Step-by-step explanation:

Refer to the diagram attached (not to scale.) Let
`\theta` denote the angle of elevation of the incline. Sine the incline rises
`1.0\; {\rm m}` (opposite) for every
`100\; {\rm m}` along the incline (hypotenuse):

`\displaystyle \sin(\theta) = \frac{(\text{opposite})}{(\text{hypotenuse})} = (1.0)/(100)`.

Let
`m = 2* 10^(5)\; {\rm kg}` denote the mass of the train. Decompose the weight
`m\, g` of the train into two components: along the incline and perpendicular to the incline.
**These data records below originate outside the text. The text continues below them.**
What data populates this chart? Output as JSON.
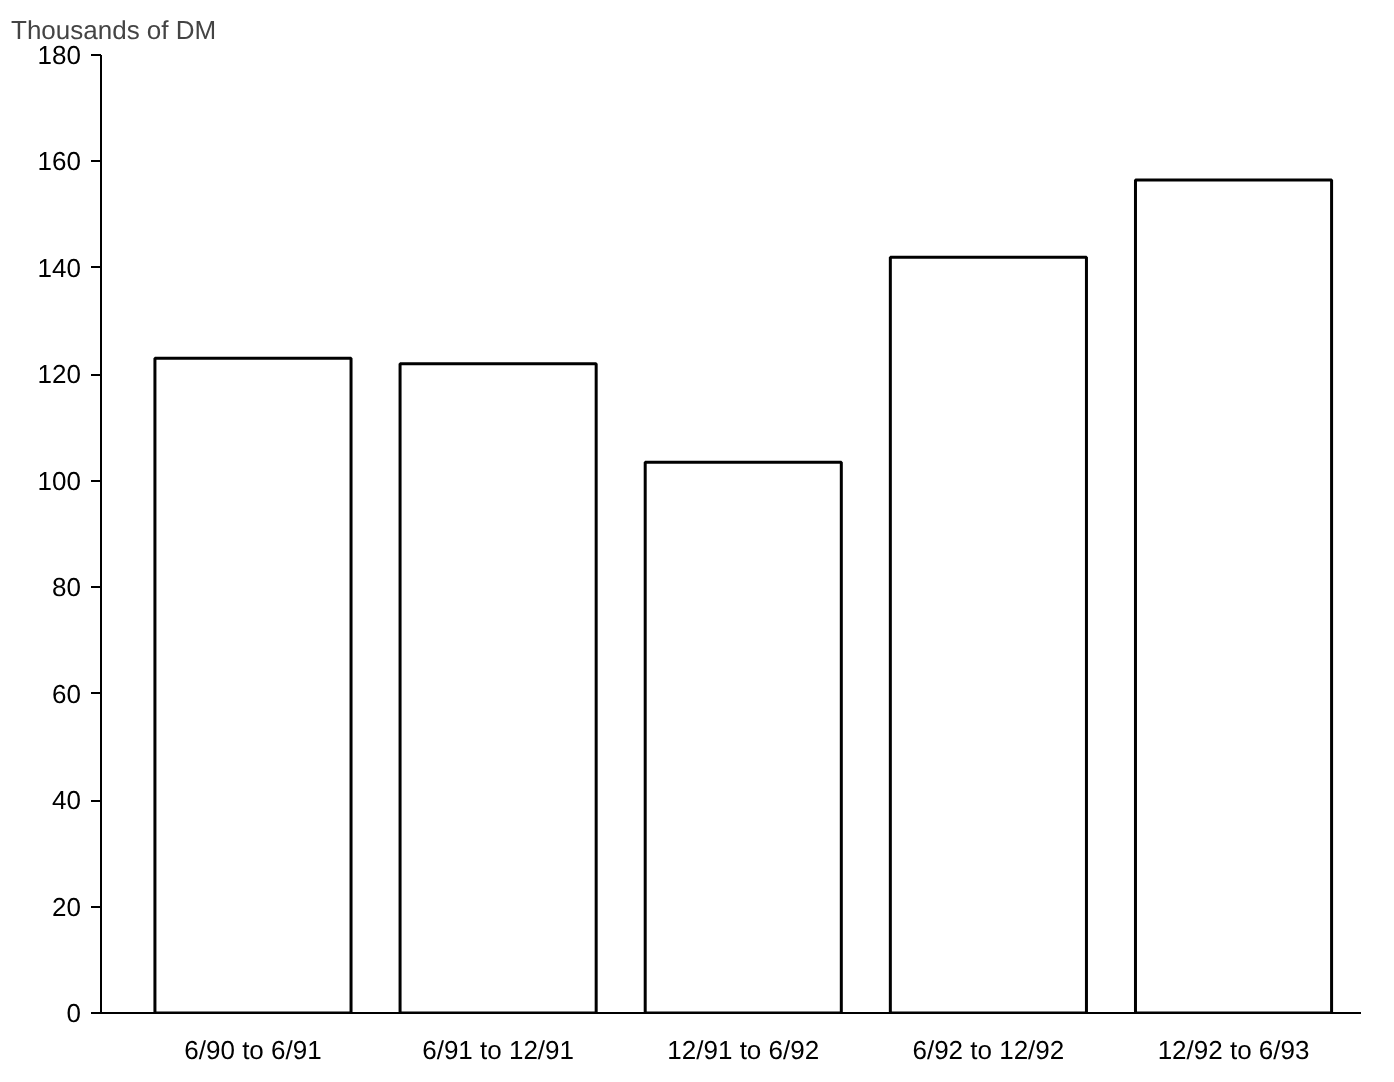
{
  "chart_data": {
    "type": "bar",
    "ylabel": "Thousands of DM",
    "categories": [
      "6/90 to 6/91",
      "6/91 to 12/91",
      "12/91 to 6/92",
      "6/92 to 12/92",
      "12/92 to 6/93"
    ],
    "values": [
      123,
      122,
      103.5,
      142,
      156.5
    ],
    "color": "#ffffff",
    "ylim": [
      0,
      180
    ],
    "yticks": [
      0,
      20,
      40,
      60,
      80,
      100,
      120,
      140,
      160,
      180
    ],
    "grid": false
  }
}
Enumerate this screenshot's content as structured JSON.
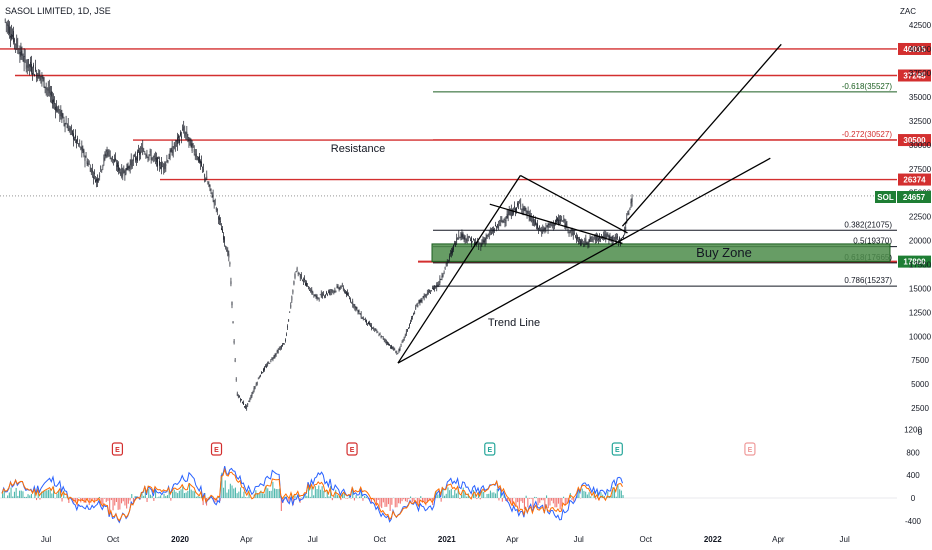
{
  "chart_data": {
    "type": "candlestick",
    "title": "SASOL LIMITED, 1D, JSE",
    "currency": "ZAC",
    "symbol": "SOL",
    "last_price": "24657",
    "x_ticks": [
      "Jul",
      "Oct",
      "2020",
      "Apr",
      "Jul",
      "Oct",
      "2021",
      "Apr",
      "Jul",
      "Oct",
      "2022",
      "Apr",
      "Jul"
    ],
    "y_ticks": [
      "42500",
      "40000",
      "37500",
      "35000",
      "32500",
      "30000",
      "27500",
      "25000",
      "22500",
      "20000",
      "17500",
      "15000",
      "12500",
      "10000",
      "7500",
      "5000",
      "2500",
      "0"
    ],
    "y_range": [
      0,
      43000
    ],
    "price_path": [
      [
        "2019-05-06",
        43000
      ],
      [
        "2019-06-03",
        38600
      ],
      [
        "2019-06-24",
        37200
      ],
      [
        "2019-07-15",
        34000
      ],
      [
        "2019-08-19",
        29500
      ],
      [
        "2019-09-09",
        26200
      ],
      [
        "2019-09-23",
        29400
      ],
      [
        "2019-10-14",
        27000
      ],
      [
        "2019-11-11",
        29500
      ],
      [
        "2019-12-09",
        27700
      ],
      [
        "2020-01-06",
        31500
      ],
      [
        "2020-01-27",
        28500
      ],
      [
        "2020-02-17",
        24200
      ],
      [
        "2020-03-09",
        18000
      ],
      [
        "2020-03-19",
        4000
      ],
      [
        "2020-04-01",
        2500
      ],
      [
        "2020-04-20",
        6000
      ],
      [
        "2020-05-25",
        9500
      ],
      [
        "2020-06-08",
        17000
      ],
      [
        "2020-07-06",
        14000
      ],
      [
        "2020-08-10",
        15200
      ],
      [
        "2020-09-07",
        12000
      ],
      [
        "2020-10-26",
        8200
      ],
      [
        "2020-11-23",
        13500
      ],
      [
        "2020-12-21",
        15500
      ],
      [
        "2021-01-18",
        20700
      ],
      [
        "2021-02-15",
        19500
      ],
      [
        "2021-03-15",
        21800
      ],
      [
        "2021-04-12",
        23800
      ],
      [
        "2021-05-10",
        21000
      ],
      [
        "2021-06-07",
        22200
      ],
      [
        "2021-07-05",
        19700
      ],
      [
        "2021-08-02",
        20500
      ],
      [
        "2021-08-30",
        20000
      ],
      [
        "2021-09-13",
        24657
      ]
    ],
    "horizontal_levels": [
      {
        "label": "40015",
        "value": 40015
      },
      {
        "label": "37245",
        "value": 37245
      },
      {
        "label": "30500",
        "value": 30500
      },
      {
        "label": "26374",
        "value": 26374
      },
      {
        "label": "17800",
        "value": 17800
      }
    ],
    "fib_levels": [
      {
        "label": "-0.618(35527)",
        "value": 35527
      },
      {
        "label": "-0.272(30527)",
        "value": 30527
      },
      {
        "label": "0.382(21075)",
        "value": 21075
      },
      {
        "label": "0.5(19370)",
        "value": 19370
      },
      {
        "label": "0.618(17665)",
        "value": 17665
      },
      {
        "label": "0.786(15237)",
        "value": 15237
      }
    ],
    "annotations": [
      "Resistance",
      "Buy Zone",
      "Trend Line"
    ],
    "buy_zone": [
      17800,
      19650
    ],
    "oscillator_ticks": [
      "1200",
      "800",
      "400",
      "0",
      "-400"
    ],
    "event_markers": [
      "E",
      "E",
      "E",
      "E",
      "E",
      "E"
    ]
  },
  "colors": {
    "resistance": "#d32f2f",
    "fib": "#1b5e20",
    "candle": "#131722",
    "buy_zone": "#4c8c4a",
    "last_price_badge": "#1e7e34",
    "histogram_up": "#26a69a",
    "histogram_down": "#ef5350",
    "signal_blue": "#2962ff",
    "signal_orange": "#ff6d00"
  }
}
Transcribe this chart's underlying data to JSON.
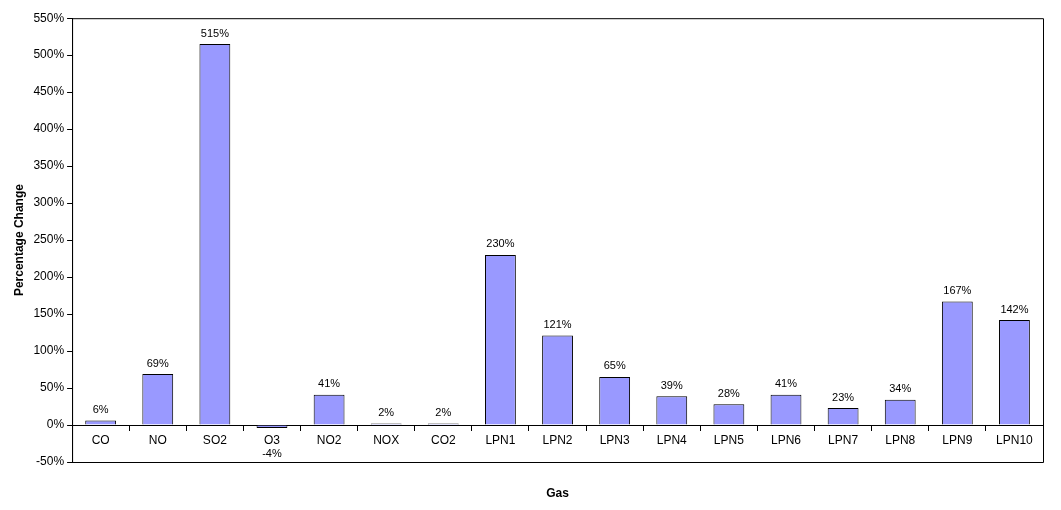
{
  "chart_data": {
    "type": "bar",
    "xlabel": "Gas",
    "ylabel": "Percentage Change",
    "categories": [
      "CO",
      "NO",
      "SO2",
      "O3",
      "NO2",
      "NOX",
      "CO2",
      "LPN1",
      "LPN2",
      "LPN3",
      "LPN4",
      "LPN5",
      "LPN6",
      "LPN7",
      "LPN8",
      "LPN9",
      "LPN10"
    ],
    "values": [
      6,
      69,
      515,
      -4,
      41,
      2,
      2,
      230,
      121,
      65,
      39,
      28,
      41,
      23,
      34,
      167,
      142
    ],
    "value_labels": [
      "6%",
      "69%",
      "515%",
      "-4%",
      "41%",
      "2%",
      "2%",
      "230%",
      "121%",
      "65%",
      "39%",
      "28%",
      "41%",
      "23%",
      "34%",
      "167%",
      "142%"
    ],
    "color": "#9999ff",
    "ylim": [
      -50,
      550
    ],
    "yticks": [
      {
        "value": -50,
        "label": "-50%"
      },
      {
        "value": 0,
        "label": "0%"
      },
      {
        "value": 50,
        "label": "50%"
      },
      {
        "value": 100,
        "label": "100%"
      },
      {
        "value": 150,
        "label": "150%"
      },
      {
        "value": 200,
        "label": "200%"
      },
      {
        "value": 250,
        "label": "250%"
      },
      {
        "value": 300,
        "label": "300%"
      },
      {
        "value": 350,
        "label": "350%"
      },
      {
        "value": 400,
        "label": "400%"
      },
      {
        "value": 450,
        "label": "450%"
      },
      {
        "value": 500,
        "label": "500%"
      },
      {
        "value": 550,
        "label": "550%"
      }
    ],
    "grid": false,
    "legend": false
  }
}
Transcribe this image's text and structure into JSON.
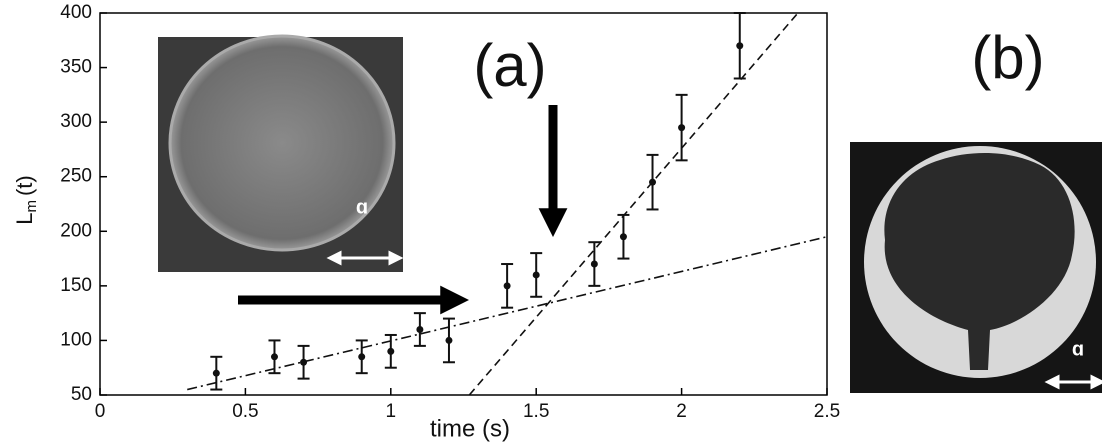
{
  "chart_data": {
    "type": "errorbar",
    "panel_a_label": "(a)",
    "panel_b_label": "(b)",
    "xlabel": "time (s)",
    "ylabel": {
      "main": "L",
      "sub": "m",
      "rest": "(t)"
    },
    "inset_labels": [
      "ɑ",
      "ɑ"
    ],
    "x": [
      0.4,
      0.6,
      0.7,
      0.9,
      1.0,
      1.1,
      1.2,
      1.4,
      1.5,
      1.7,
      1.8,
      1.9,
      2.0,
      2.2
    ],
    "values": [
      70,
      85,
      80,
      85,
      90,
      110,
      100,
      150,
      160,
      170,
      195,
      245,
      295,
      370
    ],
    "errors": [
      15,
      15,
      15,
      15,
      15,
      15,
      20,
      20,
      20,
      20,
      20,
      25,
      30,
      30
    ],
    "fits": [
      {
        "x": [
          0.3,
          2.5
        ],
        "values": [
          55,
          195
        ],
        "dash": "dashdot"
      },
      {
        "x": [
          1.27,
          2.4
        ],
        "values": [
          50,
          400
        ],
        "dash": "dash"
      }
    ],
    "color": "#111111",
    "xlim": [
      0,
      2.5
    ],
    "xticks": [
      0,
      0.5,
      1,
      1.5,
      2,
      2.5
    ],
    "ylim": [
      50,
      400
    ],
    "yticks": [
      50,
      100,
      150,
      200,
      250,
      300,
      350,
      400
    ]
  }
}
Refer to the diagram attached (not to scale):

• Weight along the incline:
  `m\, g\, \sin(\theta)`.
• Weight perpendicular to the incline:
  `m\, g\, \cos(\theta)`.

Hence, forces on the train along the incline are:

• Weight along the incline,
  `m\, g\, \sin(\theta)`,
• Friction, and
• Force driving the train forward.

Since the train is moving at a constant velocity, forces on the train should be balanced- both along the incline and perpendicular to the incline.

For forces to be balanced in the component along the incline, the force driving the train upward should be equal to
`m\, g\, \sin(\theta) + (\text{friction})`.

Since
`\sin(\theta) = (1.0 / 100)` and
`(\text{friction}) = 1.28 * 10^(4)\; {\rm N}`:

`\begin{aligned} & m\, g\, \sin(\theta) + (\text{friction}) \\ =\; & (2 * 10^(5))\, (9.81)\, (1.0 / 100) + (1.28 * 10^(4)) \\ \approx\; & 32420\; {\rm N}\end{aligned}`.

Apply unit conversion and ensure that velocity of the train is in standard units:

`\begin{aligned} v &= 72\; {\rm km\cdot h^(-1)} * \frac{1000\; {\rm m}}{1\; {\rm km}} * \frac{1\; {\rm h}}{3600\; {\rm s}} \\ &= 20\; {\rm m\cdot s^(-1)}\end{aligned}`.

Power
`P` is the dot product of force
`F` and velocity
`v`. Since the force driving the train forward along the slope is in the same direction as velocity, the power of this force would be:

`\begin{aligned} P &= F\, v \\ &= (32420 \; {\rm N})\, (20\; {\rm m\cdot s^(-1)}) \\ &\approx 6.5 * 10^(5)\; {\rm W}\end{aligned}`.